Wednesday, September 15, 2010

Vietnam thanks Thailand for blocking rights activists

15/09/2010
by dpa

Hanoi - The Vietnamese government on Wednesday thanked Thailand for preventing two activists from travelling to Bangkok to present a report on human rights in Vietnam.

Vo Van Ai and Penelope Faulkner of the Paris-based Vietnam Committee for Human Rights had planned a press conference Monday at the Foreign Correspondents Club of Thailand but were blocked from flying to Bangkok by Thai officials in Paris. The activists said the Thai embassy told them Vietnam had requested the move.

"Vietnam welcomes Thailand's refusal to allow Thai territory to be used for activities opposing Vietnam," government spokeswoman Nguyen Phuong Nga said.

She said the action was appropriate to the "friendly and cooperative relations between Vietnam and Thailand," and to the charter of the Association of South-East Asian Nations (ASEAN).

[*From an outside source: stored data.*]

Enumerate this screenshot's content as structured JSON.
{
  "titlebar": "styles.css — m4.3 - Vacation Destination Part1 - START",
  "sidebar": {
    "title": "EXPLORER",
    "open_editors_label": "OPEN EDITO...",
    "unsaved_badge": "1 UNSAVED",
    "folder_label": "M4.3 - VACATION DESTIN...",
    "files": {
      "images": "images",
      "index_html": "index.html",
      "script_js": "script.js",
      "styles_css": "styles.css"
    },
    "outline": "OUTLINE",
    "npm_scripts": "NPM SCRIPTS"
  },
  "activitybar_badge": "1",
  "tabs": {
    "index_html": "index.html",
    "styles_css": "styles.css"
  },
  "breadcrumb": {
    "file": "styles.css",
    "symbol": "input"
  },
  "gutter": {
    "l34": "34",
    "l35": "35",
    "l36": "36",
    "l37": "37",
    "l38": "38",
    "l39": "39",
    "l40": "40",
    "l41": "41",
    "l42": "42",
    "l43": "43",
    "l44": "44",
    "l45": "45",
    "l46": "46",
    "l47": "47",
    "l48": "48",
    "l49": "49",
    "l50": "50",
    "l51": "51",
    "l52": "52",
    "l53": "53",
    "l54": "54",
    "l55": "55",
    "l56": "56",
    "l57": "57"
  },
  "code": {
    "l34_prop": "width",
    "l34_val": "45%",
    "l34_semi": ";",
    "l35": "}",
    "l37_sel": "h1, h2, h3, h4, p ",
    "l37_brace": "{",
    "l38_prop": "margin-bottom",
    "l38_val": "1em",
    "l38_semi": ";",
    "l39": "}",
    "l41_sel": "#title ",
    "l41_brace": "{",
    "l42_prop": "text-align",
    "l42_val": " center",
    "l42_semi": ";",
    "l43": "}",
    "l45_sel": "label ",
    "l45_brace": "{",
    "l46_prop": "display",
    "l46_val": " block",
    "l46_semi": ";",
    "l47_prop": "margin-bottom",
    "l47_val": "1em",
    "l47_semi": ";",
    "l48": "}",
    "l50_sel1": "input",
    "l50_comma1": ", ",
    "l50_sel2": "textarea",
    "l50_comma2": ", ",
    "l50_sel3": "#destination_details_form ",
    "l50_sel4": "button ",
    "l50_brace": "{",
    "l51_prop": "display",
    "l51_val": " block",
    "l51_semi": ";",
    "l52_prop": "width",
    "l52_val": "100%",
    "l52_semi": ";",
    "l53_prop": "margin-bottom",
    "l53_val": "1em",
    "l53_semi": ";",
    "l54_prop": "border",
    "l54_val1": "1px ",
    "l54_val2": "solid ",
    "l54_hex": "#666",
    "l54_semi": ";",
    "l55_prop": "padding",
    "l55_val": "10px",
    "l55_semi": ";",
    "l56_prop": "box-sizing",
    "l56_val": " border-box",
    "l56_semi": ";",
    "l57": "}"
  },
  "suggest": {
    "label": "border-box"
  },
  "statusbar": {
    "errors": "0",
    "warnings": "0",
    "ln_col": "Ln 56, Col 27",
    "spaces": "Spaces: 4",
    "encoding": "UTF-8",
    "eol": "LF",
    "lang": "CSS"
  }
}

Thailand has long been an outpost of relative freedom for press and human rights activists in South-East Asia, where many countries have more restrictive policies.

"This is the first instance I can recall where Thailand has quite publicly revoked visas to anti-regime political activists from another ASEAN country at the request of that country," Vietnam expert Carl Thayer of the Australian Defence Academy said.

In a letter dated Sunday to the press club, Thailand's Foreign Ministry objected to holding the launch of the Vietnamese human rights report there.

Ministry spokesman Thani Thongpakdi told the club the government had "a long-standing position of not allowing organizations and/or persons to use Thailand as a place to conduct activities detrimental to other countries."